Updated from March 8 After the close Monday, Texas Instruments ( TXN) raised the midpoint of its first-quarter sales guidance and boosted its earnings outlook, citing strong demand across its chip lineup. On a related note, the company said prices for its commodity semiconductors are on the upswing, reversing a three-year slide. Still, TI shares were recently down 40 cents, or 1.3%, to $30.20 early Tuesday. But that likely owes to profit-taking rather than any perceived shortfall within TI's guidance, said Legg Mason analyst Cody Acree. "Everybody was looking for mid to the high end of guidance and they did exactly that, so I don't think this was a disappointment to anyone," he said. The company projects March quarter sales of between $2.835 billion and $2.95 billion, with earnings of between 19 cents and 22 cents. As Acree suggested, the news wasn't a huge surprise; heading into Monday's update, many analysts had expected TI to tighten its guidance to the upper end of the guidance range it issued in late January. At that time, the company forecast sales in the range of $2.72 billion to $2.95 billion, with earnings in the range of 16 cents to 20 cents. The current Thomson First Call consensus estimate reflects expectations for sales of $2.85 billion and earnings of 19 cents in TI's first quarter. On a postclose conference call, Ron Slaymaker, head of investor relations for TI, said visibility seems to be improving for the company's upcoming second calendar quarter, judging from order patterns. "It looks to us that customers are giving us more backlog and moving away from a turns type of environment," he said. Turns refer to orders that are booked and shipped within a single quarter. He also noted that prices for TI's commodity chips have continued to improve, continuing a trend that began in the fourth quarter of 2003 after the segment had hit a three-year bottom. "As pricing moves up we would expect that to benefit all gross margins as well as fall through to the operating margin," said Slaymaker, noting that commodity chip prices were the "single most important area of operating margin difference" between the fourth quarter of 2003 and the peak quarter in 2000.

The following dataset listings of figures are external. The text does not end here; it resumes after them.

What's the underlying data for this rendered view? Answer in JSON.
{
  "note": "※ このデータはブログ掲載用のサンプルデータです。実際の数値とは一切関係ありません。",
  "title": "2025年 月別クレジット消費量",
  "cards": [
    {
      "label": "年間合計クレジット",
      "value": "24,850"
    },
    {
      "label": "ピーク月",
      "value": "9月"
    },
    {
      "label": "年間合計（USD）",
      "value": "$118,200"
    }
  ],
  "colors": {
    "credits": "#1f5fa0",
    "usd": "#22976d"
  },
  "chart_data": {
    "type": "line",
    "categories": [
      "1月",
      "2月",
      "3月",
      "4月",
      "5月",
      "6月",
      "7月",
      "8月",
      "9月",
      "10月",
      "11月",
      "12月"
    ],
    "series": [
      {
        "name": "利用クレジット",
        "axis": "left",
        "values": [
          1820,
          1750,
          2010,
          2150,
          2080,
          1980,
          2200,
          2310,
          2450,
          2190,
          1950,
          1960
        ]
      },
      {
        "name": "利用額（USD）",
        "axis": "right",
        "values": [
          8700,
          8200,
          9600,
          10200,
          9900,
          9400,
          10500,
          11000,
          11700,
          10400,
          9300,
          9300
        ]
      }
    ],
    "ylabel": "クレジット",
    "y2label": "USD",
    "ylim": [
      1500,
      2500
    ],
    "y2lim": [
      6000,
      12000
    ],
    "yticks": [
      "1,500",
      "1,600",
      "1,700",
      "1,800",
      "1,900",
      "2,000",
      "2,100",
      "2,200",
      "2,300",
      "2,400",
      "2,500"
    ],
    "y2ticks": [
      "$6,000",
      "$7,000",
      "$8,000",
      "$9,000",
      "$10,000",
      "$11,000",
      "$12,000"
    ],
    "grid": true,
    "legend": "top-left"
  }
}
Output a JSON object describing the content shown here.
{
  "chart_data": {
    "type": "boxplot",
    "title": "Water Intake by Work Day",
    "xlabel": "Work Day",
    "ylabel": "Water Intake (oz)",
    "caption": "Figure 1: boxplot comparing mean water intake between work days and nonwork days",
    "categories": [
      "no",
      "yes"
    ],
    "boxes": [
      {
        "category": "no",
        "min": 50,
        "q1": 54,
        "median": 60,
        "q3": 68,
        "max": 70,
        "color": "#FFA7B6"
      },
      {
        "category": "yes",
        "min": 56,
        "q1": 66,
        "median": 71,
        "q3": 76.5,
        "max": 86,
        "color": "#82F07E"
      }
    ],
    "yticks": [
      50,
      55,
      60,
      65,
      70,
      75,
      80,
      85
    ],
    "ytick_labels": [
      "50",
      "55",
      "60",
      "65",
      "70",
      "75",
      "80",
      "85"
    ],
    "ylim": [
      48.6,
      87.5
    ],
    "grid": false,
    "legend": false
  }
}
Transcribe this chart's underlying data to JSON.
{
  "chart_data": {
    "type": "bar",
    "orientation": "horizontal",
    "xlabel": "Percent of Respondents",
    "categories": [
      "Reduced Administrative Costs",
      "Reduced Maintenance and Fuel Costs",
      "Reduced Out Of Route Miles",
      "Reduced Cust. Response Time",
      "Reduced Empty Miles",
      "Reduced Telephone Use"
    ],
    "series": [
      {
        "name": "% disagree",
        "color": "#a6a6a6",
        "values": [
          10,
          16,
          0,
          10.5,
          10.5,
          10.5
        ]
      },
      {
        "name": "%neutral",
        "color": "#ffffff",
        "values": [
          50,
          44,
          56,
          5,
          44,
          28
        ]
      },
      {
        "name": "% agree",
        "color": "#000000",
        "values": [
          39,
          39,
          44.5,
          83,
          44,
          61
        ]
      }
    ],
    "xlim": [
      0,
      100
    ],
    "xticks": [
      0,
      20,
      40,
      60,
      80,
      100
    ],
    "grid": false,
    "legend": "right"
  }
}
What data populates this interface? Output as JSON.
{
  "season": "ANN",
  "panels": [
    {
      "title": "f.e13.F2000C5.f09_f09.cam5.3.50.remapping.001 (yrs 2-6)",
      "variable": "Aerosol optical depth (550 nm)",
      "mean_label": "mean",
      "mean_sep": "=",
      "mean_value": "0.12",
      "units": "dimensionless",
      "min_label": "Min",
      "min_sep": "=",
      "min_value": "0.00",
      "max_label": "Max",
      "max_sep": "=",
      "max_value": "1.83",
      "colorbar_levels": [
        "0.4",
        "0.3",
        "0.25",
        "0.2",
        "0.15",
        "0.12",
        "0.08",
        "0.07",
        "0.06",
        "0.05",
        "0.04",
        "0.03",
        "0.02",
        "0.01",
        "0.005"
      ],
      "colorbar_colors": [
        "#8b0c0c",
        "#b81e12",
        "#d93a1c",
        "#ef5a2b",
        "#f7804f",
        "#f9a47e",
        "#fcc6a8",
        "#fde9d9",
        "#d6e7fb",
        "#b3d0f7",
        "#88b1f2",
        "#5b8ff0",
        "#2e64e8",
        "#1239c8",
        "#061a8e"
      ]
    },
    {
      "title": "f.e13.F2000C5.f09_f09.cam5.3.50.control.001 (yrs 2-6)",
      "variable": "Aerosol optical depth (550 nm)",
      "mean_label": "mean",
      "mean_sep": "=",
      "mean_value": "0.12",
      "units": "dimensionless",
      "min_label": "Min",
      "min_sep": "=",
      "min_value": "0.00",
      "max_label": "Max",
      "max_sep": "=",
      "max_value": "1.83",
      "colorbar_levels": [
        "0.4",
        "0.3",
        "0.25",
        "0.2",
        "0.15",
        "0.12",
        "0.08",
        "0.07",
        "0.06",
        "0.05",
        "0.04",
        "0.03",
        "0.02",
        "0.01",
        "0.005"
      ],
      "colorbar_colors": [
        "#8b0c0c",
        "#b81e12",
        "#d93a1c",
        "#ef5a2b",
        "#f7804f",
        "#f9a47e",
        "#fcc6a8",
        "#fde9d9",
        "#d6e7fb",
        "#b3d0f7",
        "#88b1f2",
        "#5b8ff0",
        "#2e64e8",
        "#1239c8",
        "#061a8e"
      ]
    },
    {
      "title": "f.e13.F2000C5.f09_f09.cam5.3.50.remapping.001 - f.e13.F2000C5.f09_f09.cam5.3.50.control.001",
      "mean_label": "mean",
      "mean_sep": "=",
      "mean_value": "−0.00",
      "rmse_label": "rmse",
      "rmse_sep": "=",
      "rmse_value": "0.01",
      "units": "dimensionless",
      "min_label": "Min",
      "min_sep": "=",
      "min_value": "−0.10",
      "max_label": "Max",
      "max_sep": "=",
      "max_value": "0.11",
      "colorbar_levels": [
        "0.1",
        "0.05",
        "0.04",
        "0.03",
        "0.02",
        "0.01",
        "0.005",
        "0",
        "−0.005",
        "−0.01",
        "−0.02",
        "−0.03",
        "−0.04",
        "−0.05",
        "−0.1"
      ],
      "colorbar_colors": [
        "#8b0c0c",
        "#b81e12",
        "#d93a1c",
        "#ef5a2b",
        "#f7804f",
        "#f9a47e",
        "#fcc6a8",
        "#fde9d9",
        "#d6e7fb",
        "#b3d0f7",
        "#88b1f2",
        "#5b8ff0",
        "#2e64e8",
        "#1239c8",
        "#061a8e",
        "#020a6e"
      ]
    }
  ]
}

Though commodity semiconductors now account for only about 5% of TI's semiconductor revenues, they made up 10% of the segment's revenue in 2000, when pricing was stronger. Slaymaker suggested there's a great deal of room for upside, given prices for commodity chips remain at less than half the level of 2000. Chips have finished in the red for the past two sessions, presumably hurt by Intel's ( INTC) disappointing midquarter update last Thursday. Intel surprised many on the Street by
lowering the midpoint of its first-quarter sales guidance. "We're just generally in a weak semi space right now," noted Acree. "But I'm encouraged by the fact that stocks are selling off not because of bad news but just because the market was weak. That leads me to have some solace that fundamentals will eventually stabilize this space and position us for a stronger second half," he said. (Acree has a buy rating on TI; his firm hasn't done banking for the company.) Early Tuesday, the Philadelphia Stock Exchange Semiconductor Index was up 0.1%.